Her reputation was legendary and the only pleasantries she allowed herself were about trivialities which still had the power to intimidate producers and technicians. Her insistence on British rather than French bottled water became a favourite opening gambit in her warm-up routine.
I can still visualise the look of sheer panic on one producer’s face when he realised that the only water available was Perrier. Why she demanded, was there no Buxton water, the only safe British alternative.
Mrs Thatcher had not only a commanding presence but also an ability to think ahead as to what the pictures might look like. My suspicion that she could perform for the cameras and almost simultaneously look down the viewfinder as well was confirmed for me yet again when waiting for her comment on the Clapham rail disaster of December 1988.
Reporters and television crews were assembled in a room containing the No.10 Christmas tree. We were told that first of all officers of the Grantham Rotary Club intended making a presentation to the Prime Minister. She would speak to us about the rail crash afterwards.
Mrs Thatcher posed with the Rotarians in front of the tree while the official photograph was taken. Once the ceremony had finished she turned towards the television cameras and microphones, and as she did so she began walking away from the tree towards a fireplace on the other side of the room, saying it would be inappropriate at a time of grief to be filmed in a seasonal setting.

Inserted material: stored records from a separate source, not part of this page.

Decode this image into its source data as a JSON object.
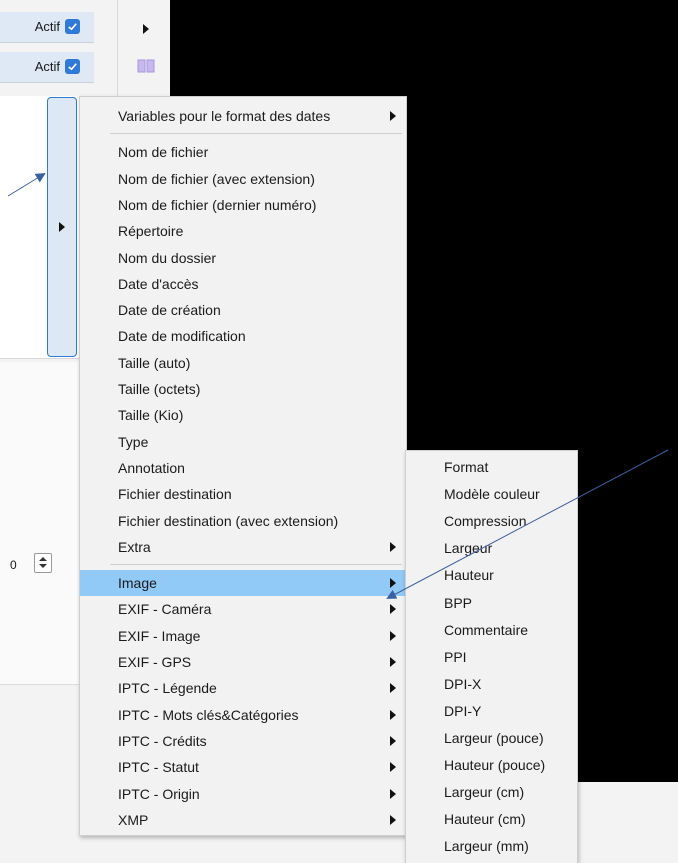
{
  "rows": [
    {
      "label": "Actif",
      "checked": true
    },
    {
      "label": "Actif",
      "checked": true
    }
  ],
  "spinner": {
    "value": "0"
  },
  "menu": {
    "groups": [
      [
        {
          "label": "Variables pour le format des dates",
          "submenu": true
        }
      ],
      [
        {
          "label": "Nom de fichier"
        },
        {
          "label": "Nom de fichier (avec extension)"
        },
        {
          "label": "Nom de fichier (dernier numéro)"
        },
        {
          "label": "Répertoire"
        },
        {
          "label": "Nom du dossier"
        },
        {
          "label": "Date d'accès"
        },
        {
          "label": "Date de création"
        },
        {
          "label": "Date de modification"
        },
        {
          "label": "Taille (auto)"
        },
        {
          "label": "Taille (octets)"
        },
        {
          "label": "Taille (Kio)"
        },
        {
          "label": "Type"
        },
        {
          "label": "Annotation"
        },
        {
          "label": "Fichier destination"
        },
        {
          "label": "Fichier destination (avec extension)"
        },
        {
          "label": "Extra",
          "submenu": true
        }
      ],
      [
        {
          "label": "Image",
          "submenu": true,
          "highlighted": true
        },
        {
          "label": "EXIF - Caméra",
          "submenu": true
        },
        {
          "label": "EXIF - Image",
          "submenu": true
        },
        {
          "label": "EXIF - GPS",
          "submenu": true
        },
        {
          "label": "IPTC - Légende",
          "submenu": true
        },
        {
          "label": "IPTC - Mots clés&Catégories",
          "submenu": true
        },
        {
          "label": "IPTC - Crédits",
          "submenu": true
        },
        {
          "label": "IPTC - Statut",
          "submenu": true
        },
        {
          "label": "IPTC - Origin",
          "submenu": true
        },
        {
          "label": "XMP",
          "submenu": true
        }
      ]
    ]
  },
  "submenu": {
    "items": [
      "Format",
      "Modèle couleur",
      "Compression",
      "Largeur",
      "Hauteur",
      "BPP",
      "Commentaire",
      "PPI",
      "DPI-X",
      "DPI-Y",
      "Largeur (pouce)",
      "Hauteur (pouce)",
      "Largeur (cm)",
      "Hauteur (cm)",
      "Largeur (mm)"
    ]
  },
  "colors": {
    "highlight": "#91c9f7",
    "accent": "#2f7ad6",
    "annotation_arrow": "#3b5fa0"
  }
}
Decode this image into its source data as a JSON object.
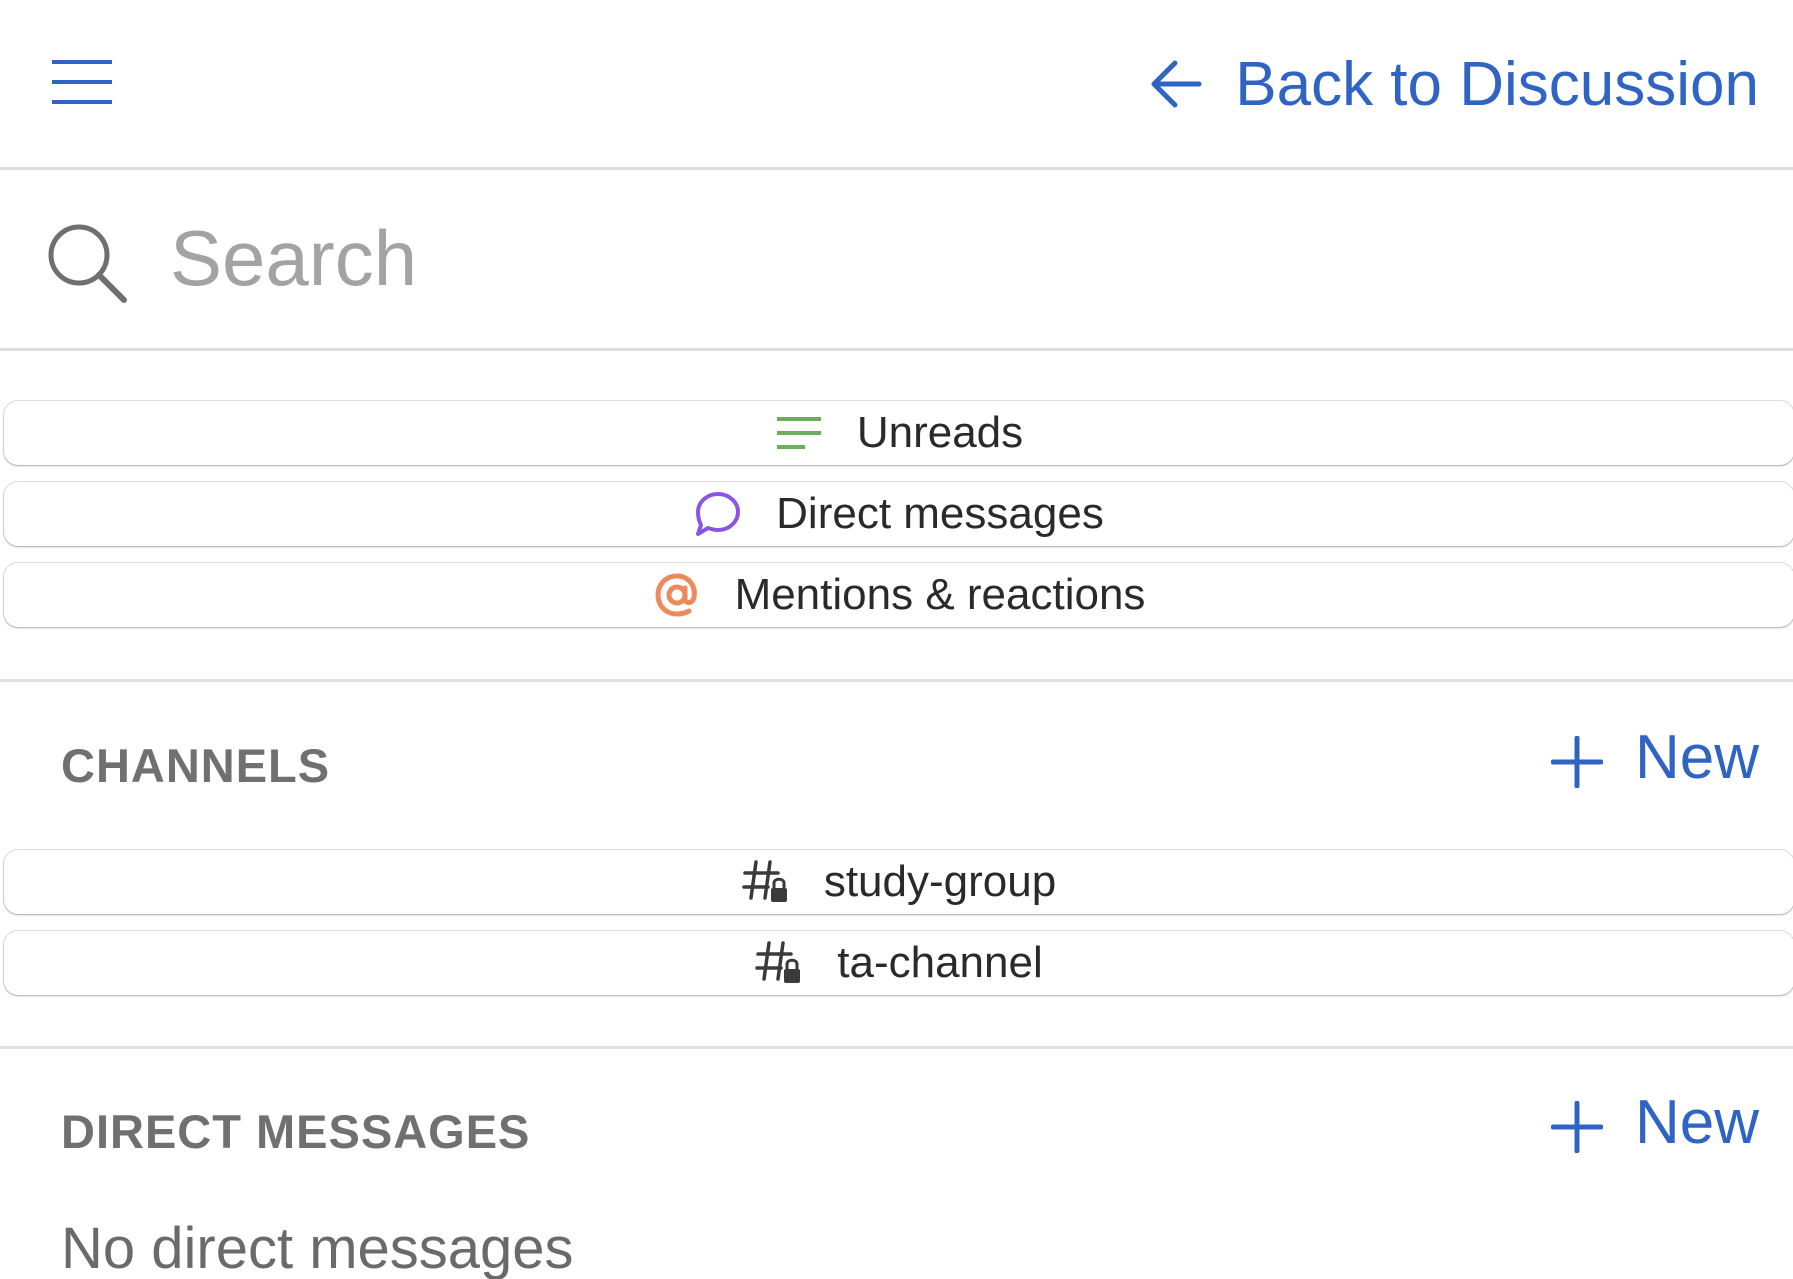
{
  "header": {
    "menu_icon": "hamburger-menu-icon",
    "back_label": "Back to Discussion",
    "back_icon": "arrow-left-icon",
    "accent_color": "#2f63c4"
  },
  "search": {
    "placeholder": "Search",
    "value": ""
  },
  "quick_links": [
    {
      "label": "Unreads",
      "icon": "list-icon",
      "icon_color": "#6aae5a"
    },
    {
      "label": "Direct messages",
      "icon": "chat-bubble-icon",
      "icon_color": "#8a55e6"
    },
    {
      "label": "Mentions & reactions",
      "icon": "at-sign-icon",
      "icon_color": "#ec8a5e"
    }
  ],
  "channels": {
    "title": "CHANNELS",
    "new_label": "New",
    "items": [
      {
        "label": "study-group",
        "icon": "private-channel-icon"
      },
      {
        "label": "ta-channel",
        "icon": "private-channel-icon"
      }
    ]
  },
  "direct_messages": {
    "title": "DIRECT MESSAGES",
    "new_label": "New",
    "empty_text": "No direct messages"
  }
}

She seemed to know instinctively that a neutral backing would be more in keeping with the sombre statement she was about to make. We had been caught by surprise at her sudden change of position; she had begun moving across the room before a press officer could possibly have intervened or prompted her to get away from the tree.
Her knack of being able to visualise the effect she might be creating stood her in good stead at times of crisis. In her memoirs The Downing Street Years, Lady Thatcher described how she maintained a “mask of composure” while she sat on the front bench listening to the resignation speech by Sir Geoffrey Howe which triggered her downfall. Her emotions were in turmoil but she realised that she herself was as much the focus of attention as was Sir Geoffrey.
The proceedings were being televised, and up above her were the reporters in the press gallery. When interviewed for the television series which accompanied publication of her memoirs, Lady Thatcher described the fateful moment: “I knew the press were watching me. I had to keep my face calm.”